橋岡蓮 ’s diary

単なる日記でもなければ、単なるエッセイでもない

幸い、知らなかったが…

眠たすぎて書いては消してを繰り返している。

眠気を飛ばすために水で顔を洗ってきた。

少しは目が覚めたはずだ。

実は私が働くリハビリセンターで、レポートを提出するようにとのことだった。

テーマは「虐待」である。

何故なら、家に居場所のないお年寄りに対する虐待というものが後を絶たないからだそうだ。

私の場合は幸い祖父母は絶対的な存在だったので、祖父母は幾つになっても尊敬されていた。

理想の姿は祖父母だった。

時代が違えど、どんな人と結婚したいかと訊かれれば、祖父と答えた。

また、どんな女性になりたいかと訊かれれば、祖母と答えていた。

ましてや、私の祖父母は若くして亡くなった。

だから介護の必要はなかったのだが、祖母は五十代で病で倒れてしまったため、看病は必要だった。
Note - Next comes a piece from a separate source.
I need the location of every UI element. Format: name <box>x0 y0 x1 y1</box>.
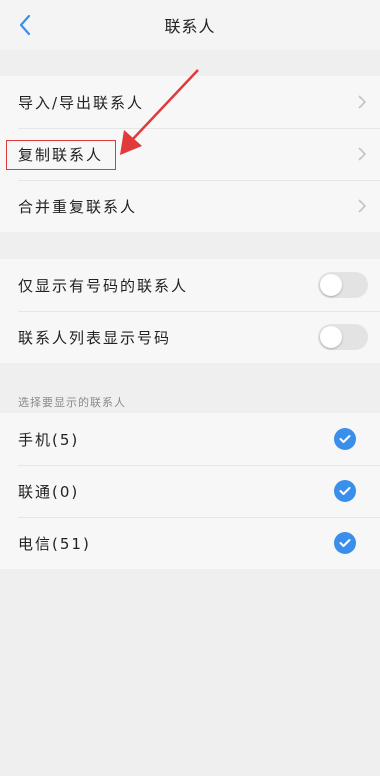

祖父は、まだまだ働き盛りの中、祖母の看病のため会社を辞めた。

約何年間看病していたかは定かではないが、祖母がこの世を去るまで看病し続けた。

そんな姿を見て育った私はいつもこう思っていた。

 

「お爺ちゃんみたいな人がいればいいのに」

 

とね。

そして祖母は若くして亡くなったが、祖父と結婚できて幸せだっただろうと思っていた。

 

 

しかし、今の世の中では高齢者の虐待が当たり前になっているそうだ。

私はそれを見ないで育った。

かといって虐待というものは何なのか、おおよそわかっているつもりだ。

だからこそレポートが書けたのである。

何故なら母さんは私の幼少時代、虐待に近いことを散々していた。

無視、無関心、お金を渡さない、食べ物を与えない、罵声、そして言ってはならないことを延々と私に言い聞かせた。

 

「あんたを産んで私は不幸になった」

 

これらは全て大人になってから「虐待」であるとわかったことである。

子供の頃は私が悪いのだと、ずっとずっとずっと思っていた。

私が可愛くないからいけないんだ、優秀じゃないからいけないんだとね。

まぁ、私の子供の頃のことはどうだっていい。

お年寄が虐待を受けている事実は私にとって衝撃的だった。

その神経がサッパリわからなかったからだ。

 

 

ところがとある事実に気づいてしまった。

私の幼少時代の虐待体験は、介護に活かすことができるのではないかと思ったのだ。

ちょっとした変化に気づいてあげる、優しく接する、利用者さんに疎外感を抱かせない。

実際、ご自宅での様子は会話の中でしかわからない。

しかし、ちょっとした変化には気づいてあげられるかも知れない。

案の定、アザだらけの利用者さんがいた。

転んだのかな?

ぶつけたのかな?

そんな風に思って利用者さんに訊いてみたが、答えてはくれなかった。

 

 

結局私はレポートを自分の幼少時代に絡めてまとめた。

似たような経験をしてきたからこそ、私は変化に気づける人になりたいと。

身体的なことだけではない。

表情、元気のなさ、そして声のトーンや瞳の色まで。

自分の経験を介護職で活かしたい、そんな風に書いて提出した。

すると、普段からガミガミとうるさい先輩が何故か優しかった。

そんな姿を見て、この人は本当は優しい人なんだなと再認識した。

先輩は利用者さんの虐待を目の当たりにしてきたのかも知れない。

そんな中、私みたいなヤツが入ってきたわけだ。

私を雇ったのは先輩である。

何かピンと来るものがあったはずだ。

ブルーカラー労働者の経験のみならず、虐待経験も活かせるならば、まさにここは私の集大成が出せる場所。

しかも、罵声を浴びるのも慣れているしね。